Marijuana is just as effective at treating symptoms of neuropathy as opioids are, according to the results of a new survey. And what’s more, the majority of patients with the often-painful condition say they’re using cannabis with more than 20 percent THC, raising questions about the quality of prior studies that relied on government-grown marijuana that is generally lower in potency.
The company NuggMD, which connects patients to doctors for medical cannabis recommendations, surveyed 603 patients who said neuropathy was either their primary or secondary reason for using marijuana. Because one of the most common symptoms is neuropathy is pain, patients first rated their pain levels on a scale of 1–10, both before and after using cannabis as a treatment.

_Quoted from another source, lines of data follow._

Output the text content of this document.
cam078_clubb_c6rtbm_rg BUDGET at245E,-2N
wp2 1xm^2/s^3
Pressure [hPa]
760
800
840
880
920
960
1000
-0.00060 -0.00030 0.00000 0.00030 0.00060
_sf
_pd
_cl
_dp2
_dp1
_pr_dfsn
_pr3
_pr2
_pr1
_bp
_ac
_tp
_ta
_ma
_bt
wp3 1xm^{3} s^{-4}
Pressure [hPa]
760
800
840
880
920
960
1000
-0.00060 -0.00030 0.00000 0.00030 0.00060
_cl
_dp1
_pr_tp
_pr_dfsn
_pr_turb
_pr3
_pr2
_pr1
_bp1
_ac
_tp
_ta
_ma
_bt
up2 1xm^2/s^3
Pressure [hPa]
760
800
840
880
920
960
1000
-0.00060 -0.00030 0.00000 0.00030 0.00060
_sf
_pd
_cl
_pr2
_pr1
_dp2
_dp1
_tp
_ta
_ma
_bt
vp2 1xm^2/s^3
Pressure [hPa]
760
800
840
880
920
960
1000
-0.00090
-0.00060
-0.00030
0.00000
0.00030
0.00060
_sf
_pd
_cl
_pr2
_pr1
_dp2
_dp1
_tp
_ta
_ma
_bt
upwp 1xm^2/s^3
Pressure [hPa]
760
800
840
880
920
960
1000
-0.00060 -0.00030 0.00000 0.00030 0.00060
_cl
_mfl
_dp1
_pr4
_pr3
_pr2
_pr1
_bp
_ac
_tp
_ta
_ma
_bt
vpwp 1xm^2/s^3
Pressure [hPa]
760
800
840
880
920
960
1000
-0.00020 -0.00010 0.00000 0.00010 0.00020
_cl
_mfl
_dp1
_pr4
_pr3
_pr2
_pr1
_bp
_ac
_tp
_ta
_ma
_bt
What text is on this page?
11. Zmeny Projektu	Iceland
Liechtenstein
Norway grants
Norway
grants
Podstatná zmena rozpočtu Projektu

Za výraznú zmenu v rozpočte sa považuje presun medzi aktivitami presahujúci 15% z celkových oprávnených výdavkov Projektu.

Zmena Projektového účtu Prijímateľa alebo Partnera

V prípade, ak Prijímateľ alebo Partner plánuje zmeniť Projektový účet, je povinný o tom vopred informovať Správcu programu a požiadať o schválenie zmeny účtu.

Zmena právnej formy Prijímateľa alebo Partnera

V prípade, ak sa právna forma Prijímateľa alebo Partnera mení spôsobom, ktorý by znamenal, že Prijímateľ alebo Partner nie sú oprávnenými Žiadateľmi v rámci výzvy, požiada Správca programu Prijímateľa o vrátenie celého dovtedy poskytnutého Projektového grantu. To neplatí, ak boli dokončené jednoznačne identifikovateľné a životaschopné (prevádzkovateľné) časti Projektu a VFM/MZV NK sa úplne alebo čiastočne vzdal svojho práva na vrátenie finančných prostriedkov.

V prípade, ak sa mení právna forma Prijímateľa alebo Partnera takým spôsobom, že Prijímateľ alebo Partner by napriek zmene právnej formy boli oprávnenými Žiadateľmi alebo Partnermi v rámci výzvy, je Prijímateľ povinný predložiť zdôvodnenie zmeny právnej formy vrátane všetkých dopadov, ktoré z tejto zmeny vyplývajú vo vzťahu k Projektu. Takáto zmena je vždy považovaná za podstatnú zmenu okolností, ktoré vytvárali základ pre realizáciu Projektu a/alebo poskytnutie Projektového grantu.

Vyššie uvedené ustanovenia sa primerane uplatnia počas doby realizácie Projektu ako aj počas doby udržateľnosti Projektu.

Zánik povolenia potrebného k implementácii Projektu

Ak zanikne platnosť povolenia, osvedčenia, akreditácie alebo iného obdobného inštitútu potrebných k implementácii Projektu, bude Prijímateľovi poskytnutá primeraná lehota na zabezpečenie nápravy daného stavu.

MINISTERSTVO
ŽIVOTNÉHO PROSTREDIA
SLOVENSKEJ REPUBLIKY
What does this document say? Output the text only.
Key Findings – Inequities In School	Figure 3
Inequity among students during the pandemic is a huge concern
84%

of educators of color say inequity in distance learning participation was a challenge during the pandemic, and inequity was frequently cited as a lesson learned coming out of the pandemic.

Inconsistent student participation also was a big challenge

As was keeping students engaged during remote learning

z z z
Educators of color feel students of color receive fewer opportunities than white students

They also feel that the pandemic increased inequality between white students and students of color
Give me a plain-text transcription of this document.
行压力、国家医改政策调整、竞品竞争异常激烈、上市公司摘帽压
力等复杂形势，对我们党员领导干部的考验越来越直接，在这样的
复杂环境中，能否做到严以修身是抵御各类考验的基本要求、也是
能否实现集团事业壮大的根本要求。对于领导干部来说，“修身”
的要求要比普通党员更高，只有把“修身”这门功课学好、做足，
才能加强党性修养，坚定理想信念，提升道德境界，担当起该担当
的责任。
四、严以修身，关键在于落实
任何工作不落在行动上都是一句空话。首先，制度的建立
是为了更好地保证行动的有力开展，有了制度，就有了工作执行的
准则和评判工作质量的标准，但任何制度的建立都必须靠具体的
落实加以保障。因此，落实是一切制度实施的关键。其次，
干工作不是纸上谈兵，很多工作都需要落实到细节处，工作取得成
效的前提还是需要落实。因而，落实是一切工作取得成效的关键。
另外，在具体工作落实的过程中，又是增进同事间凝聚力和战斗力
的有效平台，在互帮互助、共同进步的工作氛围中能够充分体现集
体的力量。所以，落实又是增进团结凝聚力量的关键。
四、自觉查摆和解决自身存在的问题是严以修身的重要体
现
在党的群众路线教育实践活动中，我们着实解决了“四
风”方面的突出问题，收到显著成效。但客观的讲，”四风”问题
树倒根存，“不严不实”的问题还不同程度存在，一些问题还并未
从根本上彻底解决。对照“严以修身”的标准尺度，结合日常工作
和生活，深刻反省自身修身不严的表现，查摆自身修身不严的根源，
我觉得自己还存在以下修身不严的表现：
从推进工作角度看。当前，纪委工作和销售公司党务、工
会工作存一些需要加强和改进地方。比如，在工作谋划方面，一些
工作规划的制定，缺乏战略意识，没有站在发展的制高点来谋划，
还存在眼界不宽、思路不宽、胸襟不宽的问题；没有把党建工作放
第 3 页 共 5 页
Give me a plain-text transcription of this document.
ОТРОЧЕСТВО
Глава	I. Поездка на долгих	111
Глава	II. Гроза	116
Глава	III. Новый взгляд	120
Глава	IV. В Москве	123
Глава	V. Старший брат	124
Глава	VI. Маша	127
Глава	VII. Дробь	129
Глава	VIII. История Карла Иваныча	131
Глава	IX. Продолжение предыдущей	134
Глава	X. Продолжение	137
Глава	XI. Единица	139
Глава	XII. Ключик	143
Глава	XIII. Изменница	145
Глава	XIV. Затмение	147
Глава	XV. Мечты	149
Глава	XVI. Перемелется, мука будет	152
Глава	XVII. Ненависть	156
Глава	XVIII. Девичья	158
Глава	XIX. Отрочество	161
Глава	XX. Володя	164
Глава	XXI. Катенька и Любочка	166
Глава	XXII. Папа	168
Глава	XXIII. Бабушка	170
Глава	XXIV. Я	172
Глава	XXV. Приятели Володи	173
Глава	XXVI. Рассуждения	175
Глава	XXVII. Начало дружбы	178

The results, which were shared exclusively with Marijuana Moment, showed clear signs of relief. “The average pain level before cannabis use was 7.64, while the average pain level after cannabis use was 3.44,” the study found. That amounts to “an average pain relief level of 4.2 out of 10 for participants.”
That’s roughly the same, or an even higher, level of relief than is typically seen from conventional treatments such as prescription opioids, according to prior research. A 2017 randomized trial, for example, found that neuropathy patients rated the pain reliving effects of oxycodone and acetaminophen at 4.4, ibuprofen and acetaminophen at 4.3, codeine and acetaminophen at 3.9 and hydrocodone and acetaminophen at 3.5.
Yet, as the new survey points out, just ten states explicitly list neuropathy as a qualifying condition for medical marijuana.